H&M combines AI and human input for amplified intelligence; the combination of data-driven AI and human intuition has proven to be more effective than either capability on its own. One example is in end-of-season sales, where AI improved pricing and sales, but when it was combined with human input the results were twice as impressive as with AI alone. In implementing these AI solutions, H&M strongly emphasised ownership for employees, trusting them to drive the execution by following an approach it calls “tight, loose, tight,” which has concrete strategies and metrics.
Innovation at Moderna
Moderna’s use of AI technology in the development of vaccines and therapeutics, is also insightful. Moderna famously leveraged digital technology and AI to accelerate the design of its mRNA vaccine against COVID-19, but the story goes much deeper.

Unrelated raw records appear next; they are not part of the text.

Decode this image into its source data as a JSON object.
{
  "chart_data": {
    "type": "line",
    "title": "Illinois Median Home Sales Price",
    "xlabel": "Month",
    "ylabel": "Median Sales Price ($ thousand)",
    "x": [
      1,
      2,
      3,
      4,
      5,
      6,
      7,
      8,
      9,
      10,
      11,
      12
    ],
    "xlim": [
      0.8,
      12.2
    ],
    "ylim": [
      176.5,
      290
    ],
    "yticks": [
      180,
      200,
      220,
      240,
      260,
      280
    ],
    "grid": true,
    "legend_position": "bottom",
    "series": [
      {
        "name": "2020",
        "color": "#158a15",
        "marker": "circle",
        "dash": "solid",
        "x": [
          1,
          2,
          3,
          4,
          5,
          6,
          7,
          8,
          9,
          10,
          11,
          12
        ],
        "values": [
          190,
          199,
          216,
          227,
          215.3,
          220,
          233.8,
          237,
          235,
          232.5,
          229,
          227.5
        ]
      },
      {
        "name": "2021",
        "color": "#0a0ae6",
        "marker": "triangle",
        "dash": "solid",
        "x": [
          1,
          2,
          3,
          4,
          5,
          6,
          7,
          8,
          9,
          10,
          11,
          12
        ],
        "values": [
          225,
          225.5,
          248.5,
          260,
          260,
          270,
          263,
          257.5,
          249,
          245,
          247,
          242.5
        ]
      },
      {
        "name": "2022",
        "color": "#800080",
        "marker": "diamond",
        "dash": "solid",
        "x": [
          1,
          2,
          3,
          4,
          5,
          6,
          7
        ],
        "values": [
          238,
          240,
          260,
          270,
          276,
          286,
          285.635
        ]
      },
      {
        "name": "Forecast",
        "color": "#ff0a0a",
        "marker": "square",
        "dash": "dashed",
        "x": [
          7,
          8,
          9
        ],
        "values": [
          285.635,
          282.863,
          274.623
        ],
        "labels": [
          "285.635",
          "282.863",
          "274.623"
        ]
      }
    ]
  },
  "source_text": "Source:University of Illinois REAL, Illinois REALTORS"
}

Moderna is applying its technology platform to open a new frontier in cancer treatment: individualized neoantigen therapies. In collaboration with Merck, Moderna has joined the fight against skin cancer with an investigational mRNA-based therapy, which Phase 2b results suggest can reduce the risk of recurrence or death from melanoma by 44%.
Leveraging a proprietary algorithm, the manufacturing process begins by analyzing the patient’s tumor to identify the cancer-causing mutations and then crafts an individualized neoantigen therapy designed to maximize each patient’s immune response to their specific tumor mutation signature. Taking this even further, Moderna recently announced a research partnership with IBM to leverage AI and quantum computing to advance and accelerate the development of breakthrough mRNA-based therapies.
Moderna’s CEO, Stéphane Bancel, has publicly cited “going digital” as a key reason for the biotech’s success. From its inception, Moderna built much of its drug discovery and manufacturing process in the cloud, incorporating AI throughout. By prioritizing a digitally enabled mRNA platform over any one particular product, Moderna has been able to deliver rapid vaccine and drug development that builds quickly on each consecutive success.